Hierarchically Porous, Ultrathick, “Breathable” Wood‐Derived Cathode for Lithium‐Oxygen Batteries

Abstract In this work, a hierarchically porous and ultrathick “breathable” wood‐based cathode for high‐performance Li‐O 2 batteries is developed. The 3D carbon matrix obtained from the carbonized and activated wood (denoted as CA‐wood) serves as a superconductive current collector and an ideal porous host for accommodating catalysts. The ruthenium (Ru) nanoparticles are uniformly anchored on the porous wall of the aligned microchannels (denoted as CA‐wood/Ru).
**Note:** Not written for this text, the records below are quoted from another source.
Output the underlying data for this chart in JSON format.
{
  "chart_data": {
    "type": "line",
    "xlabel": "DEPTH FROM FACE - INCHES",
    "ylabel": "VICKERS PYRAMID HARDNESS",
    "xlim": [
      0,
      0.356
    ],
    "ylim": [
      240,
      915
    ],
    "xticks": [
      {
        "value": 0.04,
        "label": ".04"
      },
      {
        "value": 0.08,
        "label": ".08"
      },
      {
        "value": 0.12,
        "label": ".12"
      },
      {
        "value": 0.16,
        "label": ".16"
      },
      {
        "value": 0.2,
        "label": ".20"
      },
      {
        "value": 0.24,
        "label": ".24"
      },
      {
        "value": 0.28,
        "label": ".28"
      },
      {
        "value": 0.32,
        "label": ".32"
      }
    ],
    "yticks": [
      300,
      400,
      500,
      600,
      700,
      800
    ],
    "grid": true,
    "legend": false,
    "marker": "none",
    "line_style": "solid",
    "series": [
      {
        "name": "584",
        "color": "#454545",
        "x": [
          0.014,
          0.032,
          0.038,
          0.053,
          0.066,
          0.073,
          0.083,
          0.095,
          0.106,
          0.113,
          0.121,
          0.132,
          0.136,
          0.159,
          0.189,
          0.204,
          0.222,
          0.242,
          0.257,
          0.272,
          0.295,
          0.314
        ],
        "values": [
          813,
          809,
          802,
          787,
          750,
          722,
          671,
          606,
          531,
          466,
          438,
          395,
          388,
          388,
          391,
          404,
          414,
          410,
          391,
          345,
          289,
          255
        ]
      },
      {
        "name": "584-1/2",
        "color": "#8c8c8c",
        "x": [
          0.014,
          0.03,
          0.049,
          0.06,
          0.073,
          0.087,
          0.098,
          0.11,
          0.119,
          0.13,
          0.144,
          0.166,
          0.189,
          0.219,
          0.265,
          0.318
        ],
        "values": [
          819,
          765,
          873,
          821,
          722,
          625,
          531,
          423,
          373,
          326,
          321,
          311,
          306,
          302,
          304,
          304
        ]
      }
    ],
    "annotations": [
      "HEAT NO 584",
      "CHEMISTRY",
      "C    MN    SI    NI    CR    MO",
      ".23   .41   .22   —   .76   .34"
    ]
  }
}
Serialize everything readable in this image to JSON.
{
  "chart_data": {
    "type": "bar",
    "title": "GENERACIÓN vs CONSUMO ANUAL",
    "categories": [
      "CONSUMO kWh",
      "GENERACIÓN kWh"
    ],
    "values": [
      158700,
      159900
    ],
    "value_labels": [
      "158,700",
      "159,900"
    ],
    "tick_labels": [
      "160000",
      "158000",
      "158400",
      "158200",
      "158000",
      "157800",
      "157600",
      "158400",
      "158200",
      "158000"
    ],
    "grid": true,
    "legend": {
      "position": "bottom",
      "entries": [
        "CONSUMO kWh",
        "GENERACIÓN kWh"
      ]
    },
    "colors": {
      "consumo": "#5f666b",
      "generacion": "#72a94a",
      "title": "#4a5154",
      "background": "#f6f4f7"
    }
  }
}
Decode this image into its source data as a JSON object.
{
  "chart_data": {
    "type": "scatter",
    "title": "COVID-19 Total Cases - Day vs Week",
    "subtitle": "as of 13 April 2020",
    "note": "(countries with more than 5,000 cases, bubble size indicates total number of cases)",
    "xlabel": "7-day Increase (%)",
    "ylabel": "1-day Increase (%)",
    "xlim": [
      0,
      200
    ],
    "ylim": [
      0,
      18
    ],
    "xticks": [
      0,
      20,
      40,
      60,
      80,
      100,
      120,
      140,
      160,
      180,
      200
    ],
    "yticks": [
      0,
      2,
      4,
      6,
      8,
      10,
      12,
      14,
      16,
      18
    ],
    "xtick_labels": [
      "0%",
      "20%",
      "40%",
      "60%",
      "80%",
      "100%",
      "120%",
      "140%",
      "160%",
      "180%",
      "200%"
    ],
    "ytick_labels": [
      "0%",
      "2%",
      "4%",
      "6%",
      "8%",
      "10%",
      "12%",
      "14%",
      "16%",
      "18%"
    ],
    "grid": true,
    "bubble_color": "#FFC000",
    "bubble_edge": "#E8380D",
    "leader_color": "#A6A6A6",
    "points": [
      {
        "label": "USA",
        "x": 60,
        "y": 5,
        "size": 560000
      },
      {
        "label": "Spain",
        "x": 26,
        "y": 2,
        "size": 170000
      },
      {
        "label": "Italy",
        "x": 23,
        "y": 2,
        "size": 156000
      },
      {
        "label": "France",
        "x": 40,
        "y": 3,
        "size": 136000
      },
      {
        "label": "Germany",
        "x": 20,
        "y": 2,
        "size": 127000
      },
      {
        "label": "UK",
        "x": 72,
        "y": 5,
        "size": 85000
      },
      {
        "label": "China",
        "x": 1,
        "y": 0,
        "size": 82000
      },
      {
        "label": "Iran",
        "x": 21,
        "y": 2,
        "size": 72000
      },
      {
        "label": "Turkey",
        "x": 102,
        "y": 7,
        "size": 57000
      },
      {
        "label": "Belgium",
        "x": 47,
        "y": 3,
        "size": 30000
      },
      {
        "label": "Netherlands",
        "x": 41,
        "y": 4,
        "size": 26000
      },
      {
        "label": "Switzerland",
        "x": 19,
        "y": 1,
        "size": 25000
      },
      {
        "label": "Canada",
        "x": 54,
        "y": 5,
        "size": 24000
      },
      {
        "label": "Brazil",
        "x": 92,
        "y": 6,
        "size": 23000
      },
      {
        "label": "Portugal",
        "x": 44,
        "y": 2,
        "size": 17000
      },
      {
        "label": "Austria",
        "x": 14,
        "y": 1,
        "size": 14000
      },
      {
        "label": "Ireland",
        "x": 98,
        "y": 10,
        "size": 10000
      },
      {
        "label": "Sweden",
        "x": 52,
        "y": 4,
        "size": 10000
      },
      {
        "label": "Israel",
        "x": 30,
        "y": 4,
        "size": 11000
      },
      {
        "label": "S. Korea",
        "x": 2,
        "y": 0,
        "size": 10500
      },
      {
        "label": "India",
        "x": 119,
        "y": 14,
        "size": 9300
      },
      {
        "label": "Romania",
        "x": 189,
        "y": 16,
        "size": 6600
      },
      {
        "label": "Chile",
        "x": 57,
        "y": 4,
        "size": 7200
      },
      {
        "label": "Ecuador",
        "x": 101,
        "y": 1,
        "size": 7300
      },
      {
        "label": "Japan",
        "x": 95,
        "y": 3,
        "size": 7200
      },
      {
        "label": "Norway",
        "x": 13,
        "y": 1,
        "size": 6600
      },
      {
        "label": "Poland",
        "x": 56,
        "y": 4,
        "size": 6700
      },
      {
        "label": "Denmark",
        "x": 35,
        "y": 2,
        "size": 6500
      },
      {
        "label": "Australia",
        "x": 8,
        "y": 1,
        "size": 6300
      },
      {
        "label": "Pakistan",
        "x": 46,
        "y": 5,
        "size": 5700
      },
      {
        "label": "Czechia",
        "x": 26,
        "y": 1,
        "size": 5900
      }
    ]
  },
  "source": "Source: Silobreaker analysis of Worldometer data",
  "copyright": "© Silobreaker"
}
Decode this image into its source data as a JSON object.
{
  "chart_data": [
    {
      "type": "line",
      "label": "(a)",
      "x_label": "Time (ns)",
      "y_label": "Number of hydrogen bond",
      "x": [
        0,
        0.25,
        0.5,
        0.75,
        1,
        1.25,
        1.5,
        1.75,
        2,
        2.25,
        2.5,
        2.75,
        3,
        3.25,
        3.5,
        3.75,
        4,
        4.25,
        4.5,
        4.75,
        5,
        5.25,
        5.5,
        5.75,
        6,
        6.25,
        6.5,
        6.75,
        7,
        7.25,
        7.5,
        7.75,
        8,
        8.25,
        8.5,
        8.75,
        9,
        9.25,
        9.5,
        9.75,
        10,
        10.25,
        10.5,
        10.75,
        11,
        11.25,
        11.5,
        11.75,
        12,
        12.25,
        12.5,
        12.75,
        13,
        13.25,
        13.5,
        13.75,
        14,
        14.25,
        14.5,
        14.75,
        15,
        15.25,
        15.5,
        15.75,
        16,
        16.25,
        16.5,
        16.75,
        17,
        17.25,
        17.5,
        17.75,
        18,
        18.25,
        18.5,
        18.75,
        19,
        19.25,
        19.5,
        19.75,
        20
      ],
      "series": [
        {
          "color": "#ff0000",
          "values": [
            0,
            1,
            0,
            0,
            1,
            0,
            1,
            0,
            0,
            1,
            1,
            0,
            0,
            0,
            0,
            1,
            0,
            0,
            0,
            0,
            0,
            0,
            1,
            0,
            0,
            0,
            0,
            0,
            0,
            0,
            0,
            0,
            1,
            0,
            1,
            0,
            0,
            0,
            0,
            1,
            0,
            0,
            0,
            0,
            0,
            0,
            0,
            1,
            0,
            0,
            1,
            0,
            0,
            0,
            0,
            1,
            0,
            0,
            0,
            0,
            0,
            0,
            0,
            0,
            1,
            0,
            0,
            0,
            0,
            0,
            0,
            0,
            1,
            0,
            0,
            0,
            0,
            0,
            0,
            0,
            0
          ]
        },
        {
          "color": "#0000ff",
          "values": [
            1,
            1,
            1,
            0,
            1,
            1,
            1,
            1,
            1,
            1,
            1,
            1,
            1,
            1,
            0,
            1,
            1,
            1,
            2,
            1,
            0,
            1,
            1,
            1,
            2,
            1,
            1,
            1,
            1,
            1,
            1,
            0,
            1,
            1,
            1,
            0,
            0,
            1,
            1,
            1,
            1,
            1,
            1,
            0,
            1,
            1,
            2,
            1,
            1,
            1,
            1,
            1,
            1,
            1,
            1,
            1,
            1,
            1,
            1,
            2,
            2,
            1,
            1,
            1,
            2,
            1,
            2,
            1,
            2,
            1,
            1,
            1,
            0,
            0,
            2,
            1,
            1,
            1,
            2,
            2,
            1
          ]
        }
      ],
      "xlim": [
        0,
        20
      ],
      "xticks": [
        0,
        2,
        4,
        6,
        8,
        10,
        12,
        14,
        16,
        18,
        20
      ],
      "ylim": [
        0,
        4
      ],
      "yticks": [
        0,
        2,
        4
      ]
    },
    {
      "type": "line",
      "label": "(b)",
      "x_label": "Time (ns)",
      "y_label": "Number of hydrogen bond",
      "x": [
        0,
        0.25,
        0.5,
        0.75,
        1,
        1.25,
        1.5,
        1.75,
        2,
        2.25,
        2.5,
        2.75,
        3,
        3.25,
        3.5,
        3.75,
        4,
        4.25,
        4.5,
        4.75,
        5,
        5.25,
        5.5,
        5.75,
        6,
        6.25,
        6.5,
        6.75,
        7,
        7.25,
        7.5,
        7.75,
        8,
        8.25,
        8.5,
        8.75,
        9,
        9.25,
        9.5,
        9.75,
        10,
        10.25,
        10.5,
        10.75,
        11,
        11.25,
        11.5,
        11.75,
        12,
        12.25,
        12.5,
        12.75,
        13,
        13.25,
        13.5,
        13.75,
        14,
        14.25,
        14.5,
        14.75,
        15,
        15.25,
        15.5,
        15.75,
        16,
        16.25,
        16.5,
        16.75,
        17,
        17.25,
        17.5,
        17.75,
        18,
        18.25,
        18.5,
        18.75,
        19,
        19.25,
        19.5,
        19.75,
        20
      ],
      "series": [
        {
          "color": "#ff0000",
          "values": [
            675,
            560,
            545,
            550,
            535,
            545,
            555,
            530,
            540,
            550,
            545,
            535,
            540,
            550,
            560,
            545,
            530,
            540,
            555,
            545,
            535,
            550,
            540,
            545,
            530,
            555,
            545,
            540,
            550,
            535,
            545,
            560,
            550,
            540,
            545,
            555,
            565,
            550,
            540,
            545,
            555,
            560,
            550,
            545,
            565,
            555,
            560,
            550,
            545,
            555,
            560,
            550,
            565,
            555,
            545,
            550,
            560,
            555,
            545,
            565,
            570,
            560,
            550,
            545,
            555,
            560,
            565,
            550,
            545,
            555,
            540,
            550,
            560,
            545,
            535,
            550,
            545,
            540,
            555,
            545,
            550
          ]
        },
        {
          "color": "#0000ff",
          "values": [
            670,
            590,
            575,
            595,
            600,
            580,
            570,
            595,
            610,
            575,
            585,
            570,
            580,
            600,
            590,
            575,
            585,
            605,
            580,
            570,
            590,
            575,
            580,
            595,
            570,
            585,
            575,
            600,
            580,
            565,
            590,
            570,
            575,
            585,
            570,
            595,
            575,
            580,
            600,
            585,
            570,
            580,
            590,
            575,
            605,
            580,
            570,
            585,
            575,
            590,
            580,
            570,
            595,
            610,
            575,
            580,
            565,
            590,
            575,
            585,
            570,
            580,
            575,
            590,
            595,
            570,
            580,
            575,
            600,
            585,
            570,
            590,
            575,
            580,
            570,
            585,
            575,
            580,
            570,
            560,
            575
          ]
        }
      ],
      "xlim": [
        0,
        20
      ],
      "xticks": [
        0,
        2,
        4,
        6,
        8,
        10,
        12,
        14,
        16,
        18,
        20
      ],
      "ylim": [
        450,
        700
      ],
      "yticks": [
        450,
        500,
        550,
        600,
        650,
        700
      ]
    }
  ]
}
The aligned open microchannels inside the carbon matrix contribute to unimpeded oxygen gas diffusion. Moreover, the hierarchical pores on the microchannel walls can be facilely impregnated by electrolyte, forming a continuous supply of electrolyte. As a result, numerous ideal triphase active sites are formed where electrolyte, oxygen, and catalyst accumulate on the porous walls of microchannels. Benefiting from the numerous well‐balanced triple‐phase active sites, the assembled Li‐O 2 battery with the CA‐wood/Ru cathode (thickness: ≈700 µm) shows a high specific area capacity of 8.58 mA h cm −2 at 0.1 mA cm −2 . Moreover, the areal capacity can be further increased to 56.0 mA h cm −2 by using an ultrathick CA‐wood/Ru cathode with a thickness of ≈3.4 mm. The facile ultrathick wood‐based cathodes can be applied to other cathodes to achieve a super high areal capacity without sacrificing the electrochemical performance.